Think of your own family, if you are a minority. Did your parents ever make a comment about what would happen if you brought home a Black boyfriend or girlfriend? What were their thoughts during OJ’s trial? The Black Lives Matter Movement? It was nice to see people from all different backgrounds come together last summer at BLM protests, but that was the first time I’ve seen such diverse support. More often than not, communities stand up for their own issues — and that’s it. Just because we’re not white doesn’t mean we all stand up for each other and believe the same things. We are not one group.

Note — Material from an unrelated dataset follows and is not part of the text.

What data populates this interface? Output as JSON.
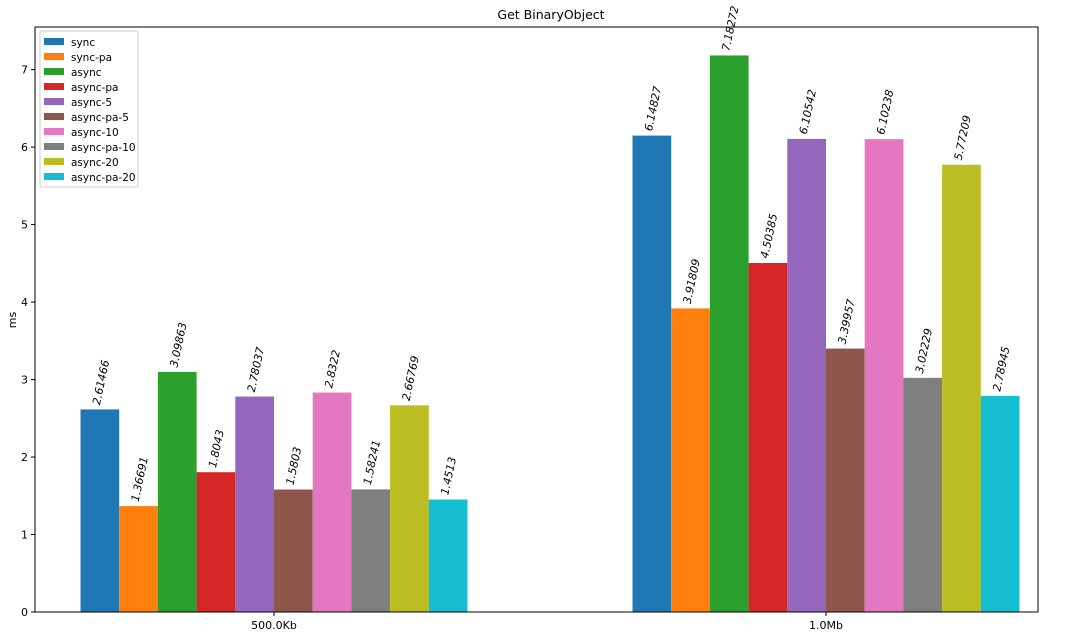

Additionally, the term “People of Color” is often used when what is really meant is Black people. “The way the police treat people of color in this country,” “the mass incarceration of people of color,” “the racism in medicine towards people of color because of the lack of POC doctors.” The reality is that Black Americans are 3.23 times more likely to be killed by police than white Americans. Black men account for 34% of the male prison population, compared to 29% of white men and 24% of Hispanic men. Black women are three times more likely to die from pregnancy-related complications than white women, while Hispanic and Asian women have a lower maternal death rate than white women. The majority of doctors in America are white, but the second-largest majority are Asian, while Black doctors account for only 5%. These are not “People of Color” issues — they are uniquely Black issues.

Yes, it is harder for all minorities to get hired over white people; yes, we are all discriminated against when applying for houses; yes, it is harder for all to build generational wealth. But Black people are almost always the most affected.

This is not the oppression Olympics. I’m not competing to prove Black people are the most oppressed, and I’m not saying that other minorities are not. But the term “People of Color” erases Black people and the struggles that are uniquely ours. When you are talking about issues that only affect us, the least you could do is just say that.

“People of Color” may seem like a progressive, inclusive term, but to me, it’s just an easy way to avoid thinking about all the different minorities in this country; there are white people, then all the colored people — whoops, I mean “People of Color.”